The valley that was once rice paddies is now populated by wild hygrophyte and moisture loving plants, such as Impatiens textori, Chloranthus japonicas, Mercurialis leiocarpa, Swida macrophylla, and Hydrangea macrophylla. The route has well-maintained wood decks for visitors to enjoy natural wetland. From spring to fall, there also are lots of excited kids (and their parents) equipped with a stick with a string and a bite. Illegal fishing? Er, no. The park is asking kids to catch Louisiana crawfishes and bring them to the park office. A crawfish devours water creatures, both animal and vegetable, to drive local fishes et al to extinction, and hence the National Institute for Environmental Studies designates them as one of the worst 100 invasive species in Japan. (Do you remember Gabicho last week?) It’s Higashi-Takane’s way to deal with the problem letting the kids open fully their basic instincts of fishing. During May-July of 2017, the kids reported 1948 crawfishes as their catch to the office. And in June 2018, there are crowds of kids yielding their hand-made fishing poles … It should be a very very long way to control the crawfish population here, I guess.

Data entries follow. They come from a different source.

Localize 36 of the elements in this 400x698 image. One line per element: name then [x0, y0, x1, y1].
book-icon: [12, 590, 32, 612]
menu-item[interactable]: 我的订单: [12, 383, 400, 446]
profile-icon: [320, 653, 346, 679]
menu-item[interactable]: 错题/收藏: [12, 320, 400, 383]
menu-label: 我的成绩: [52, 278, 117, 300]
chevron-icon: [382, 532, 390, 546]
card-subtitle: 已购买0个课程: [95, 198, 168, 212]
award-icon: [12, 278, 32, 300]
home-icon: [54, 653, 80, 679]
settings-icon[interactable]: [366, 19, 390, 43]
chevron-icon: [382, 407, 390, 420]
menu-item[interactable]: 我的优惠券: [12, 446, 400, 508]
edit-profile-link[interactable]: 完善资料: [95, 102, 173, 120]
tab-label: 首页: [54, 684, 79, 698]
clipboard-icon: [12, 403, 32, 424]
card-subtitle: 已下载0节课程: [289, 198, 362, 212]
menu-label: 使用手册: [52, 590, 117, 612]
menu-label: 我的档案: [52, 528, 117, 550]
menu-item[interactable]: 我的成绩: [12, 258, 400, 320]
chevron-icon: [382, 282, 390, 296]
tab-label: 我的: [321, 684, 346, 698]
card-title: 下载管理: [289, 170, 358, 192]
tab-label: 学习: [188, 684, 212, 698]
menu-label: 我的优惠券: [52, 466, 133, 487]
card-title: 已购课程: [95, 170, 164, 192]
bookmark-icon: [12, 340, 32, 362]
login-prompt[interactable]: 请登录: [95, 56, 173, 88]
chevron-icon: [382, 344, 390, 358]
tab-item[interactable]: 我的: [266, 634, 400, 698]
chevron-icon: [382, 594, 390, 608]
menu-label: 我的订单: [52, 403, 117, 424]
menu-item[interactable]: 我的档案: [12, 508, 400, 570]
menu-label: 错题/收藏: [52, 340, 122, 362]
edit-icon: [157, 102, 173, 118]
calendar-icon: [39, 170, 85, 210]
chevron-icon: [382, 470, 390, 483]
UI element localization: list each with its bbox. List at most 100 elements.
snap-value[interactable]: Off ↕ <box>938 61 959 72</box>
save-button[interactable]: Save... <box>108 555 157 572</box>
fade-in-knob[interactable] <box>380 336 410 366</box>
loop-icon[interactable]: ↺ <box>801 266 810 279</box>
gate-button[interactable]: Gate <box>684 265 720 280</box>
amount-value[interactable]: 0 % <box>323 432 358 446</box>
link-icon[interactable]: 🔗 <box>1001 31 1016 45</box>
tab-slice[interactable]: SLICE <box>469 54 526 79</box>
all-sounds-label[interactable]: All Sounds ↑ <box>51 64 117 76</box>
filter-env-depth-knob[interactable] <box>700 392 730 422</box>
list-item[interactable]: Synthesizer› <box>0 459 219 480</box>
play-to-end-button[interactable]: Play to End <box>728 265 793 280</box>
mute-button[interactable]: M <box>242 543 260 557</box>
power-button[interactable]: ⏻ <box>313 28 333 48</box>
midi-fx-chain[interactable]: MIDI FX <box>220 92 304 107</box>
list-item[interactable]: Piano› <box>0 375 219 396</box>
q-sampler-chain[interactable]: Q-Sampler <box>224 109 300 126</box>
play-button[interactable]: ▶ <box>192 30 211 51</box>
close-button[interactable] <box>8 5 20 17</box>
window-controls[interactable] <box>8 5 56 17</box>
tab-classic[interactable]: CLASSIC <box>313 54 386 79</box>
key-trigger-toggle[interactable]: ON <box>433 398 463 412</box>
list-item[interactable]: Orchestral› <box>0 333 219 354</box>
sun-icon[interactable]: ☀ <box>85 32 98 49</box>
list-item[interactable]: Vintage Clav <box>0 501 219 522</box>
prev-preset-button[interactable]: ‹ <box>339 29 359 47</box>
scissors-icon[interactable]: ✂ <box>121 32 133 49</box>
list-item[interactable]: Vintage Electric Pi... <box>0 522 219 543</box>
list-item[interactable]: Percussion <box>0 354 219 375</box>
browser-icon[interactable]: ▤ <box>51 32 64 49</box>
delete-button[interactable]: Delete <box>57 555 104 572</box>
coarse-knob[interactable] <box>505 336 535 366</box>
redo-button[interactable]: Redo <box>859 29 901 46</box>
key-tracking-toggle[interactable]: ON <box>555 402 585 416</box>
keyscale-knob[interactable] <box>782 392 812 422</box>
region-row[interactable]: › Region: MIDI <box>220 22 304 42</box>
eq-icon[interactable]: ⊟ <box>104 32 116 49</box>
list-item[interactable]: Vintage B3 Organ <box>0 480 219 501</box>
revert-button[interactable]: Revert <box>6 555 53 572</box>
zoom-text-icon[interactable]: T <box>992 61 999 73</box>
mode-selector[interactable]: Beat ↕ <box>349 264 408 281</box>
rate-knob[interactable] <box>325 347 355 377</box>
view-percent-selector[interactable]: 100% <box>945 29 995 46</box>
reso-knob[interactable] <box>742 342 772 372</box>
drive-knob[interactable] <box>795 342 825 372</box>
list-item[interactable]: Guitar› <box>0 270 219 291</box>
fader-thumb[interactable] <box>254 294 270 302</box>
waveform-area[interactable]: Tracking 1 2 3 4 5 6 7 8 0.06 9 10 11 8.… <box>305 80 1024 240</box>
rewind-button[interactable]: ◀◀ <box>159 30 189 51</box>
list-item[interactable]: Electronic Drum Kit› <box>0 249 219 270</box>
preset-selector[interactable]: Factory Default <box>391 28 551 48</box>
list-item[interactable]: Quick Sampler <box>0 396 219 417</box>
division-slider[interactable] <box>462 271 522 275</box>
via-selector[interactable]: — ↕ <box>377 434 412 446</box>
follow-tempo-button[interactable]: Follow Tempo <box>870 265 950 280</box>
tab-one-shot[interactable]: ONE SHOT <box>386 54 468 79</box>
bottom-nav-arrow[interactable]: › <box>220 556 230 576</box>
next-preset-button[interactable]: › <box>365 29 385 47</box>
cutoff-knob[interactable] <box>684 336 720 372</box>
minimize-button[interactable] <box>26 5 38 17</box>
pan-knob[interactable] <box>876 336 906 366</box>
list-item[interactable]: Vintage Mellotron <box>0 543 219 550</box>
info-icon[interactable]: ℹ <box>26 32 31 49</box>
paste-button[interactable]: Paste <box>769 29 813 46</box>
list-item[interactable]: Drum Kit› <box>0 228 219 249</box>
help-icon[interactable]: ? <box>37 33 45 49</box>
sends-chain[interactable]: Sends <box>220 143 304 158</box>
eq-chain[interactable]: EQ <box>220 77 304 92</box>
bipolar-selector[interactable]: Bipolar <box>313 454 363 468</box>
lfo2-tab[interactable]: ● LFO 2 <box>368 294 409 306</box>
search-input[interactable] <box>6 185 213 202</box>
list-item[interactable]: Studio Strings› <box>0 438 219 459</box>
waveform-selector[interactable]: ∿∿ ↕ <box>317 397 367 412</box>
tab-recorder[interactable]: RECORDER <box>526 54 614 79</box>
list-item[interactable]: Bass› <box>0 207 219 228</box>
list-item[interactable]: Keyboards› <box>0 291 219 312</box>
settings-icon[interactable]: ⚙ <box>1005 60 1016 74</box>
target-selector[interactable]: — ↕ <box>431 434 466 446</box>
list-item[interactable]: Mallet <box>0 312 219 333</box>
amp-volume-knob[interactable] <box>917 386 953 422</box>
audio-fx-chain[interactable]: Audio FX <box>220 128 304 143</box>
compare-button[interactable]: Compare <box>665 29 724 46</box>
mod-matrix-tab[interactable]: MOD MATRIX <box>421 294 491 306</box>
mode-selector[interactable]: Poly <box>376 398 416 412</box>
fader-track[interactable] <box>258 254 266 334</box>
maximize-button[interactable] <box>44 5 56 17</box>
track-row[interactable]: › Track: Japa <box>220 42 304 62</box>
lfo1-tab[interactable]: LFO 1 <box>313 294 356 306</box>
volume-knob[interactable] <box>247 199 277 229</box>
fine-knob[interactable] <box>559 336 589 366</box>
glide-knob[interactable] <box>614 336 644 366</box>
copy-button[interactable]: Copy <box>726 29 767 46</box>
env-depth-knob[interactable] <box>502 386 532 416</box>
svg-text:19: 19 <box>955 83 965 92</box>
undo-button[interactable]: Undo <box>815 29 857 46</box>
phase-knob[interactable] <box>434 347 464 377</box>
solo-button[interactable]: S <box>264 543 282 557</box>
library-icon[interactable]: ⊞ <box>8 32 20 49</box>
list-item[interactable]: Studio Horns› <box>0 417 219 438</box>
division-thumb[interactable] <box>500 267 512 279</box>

|The former rice paddies are now this much abundant wetland.|
|A rich greenery of moist loving Mercurialis leiocarpa|
From the valley to the ridge, there are 5 routes quickly ascending in steep slopes. The slopes and the ridge area have once-typical vegetation of Tama Hills 多摩丘陵. Coppiced Quercus acutissima and serrata are now large trees of about 50cm diameter. And, of course, there is the forest of 150-200 years’ old Quercus myrsinifolia. Typical for urban forests in Yokohama, and in Kawasaki this week, beyond the outer-ring road of the ridge is a row of houses. From Hanaki Open Space 花木広場 in the southwest of the Park, we can see busy Kawasaki IC of Tomei Express Way. A part of the ridge is a well-tended garden populated by herbaceous plants described in classic Japanese literature. If you are a student of Japanese classics, please come here in early spring or October-November to see how those flowers in poetry are actually bloom. Some of these plants are now on the verge of listing for “endangered species” so that knowing them alive, free-of-charge, would be a valuable opportunity. Soon, we reach to 1.3ha of large lawn area spreading over the pre-historic remains, surrounded by old Quercus myrsinifolia. The site is an ideal picnic ground for families some of whom pitch a tent for their mom and dad to enjoy their weekend naps. Everybody looks very relaxed under the warm watch of large old oaks … I simply imagined 2000 years ago, people lived precisely here and had similar naps for an occasional holiday. Their kids were laughing and running in exactly the same place as kids of the 21st century … It’s good to have such a peaceful place whenever we live. Ancient or now. Another River’s Edge.
|Over there, Kawasaki IC.|
Park maintained a bamboo forest,|
typical for a yester-year farming community of the area.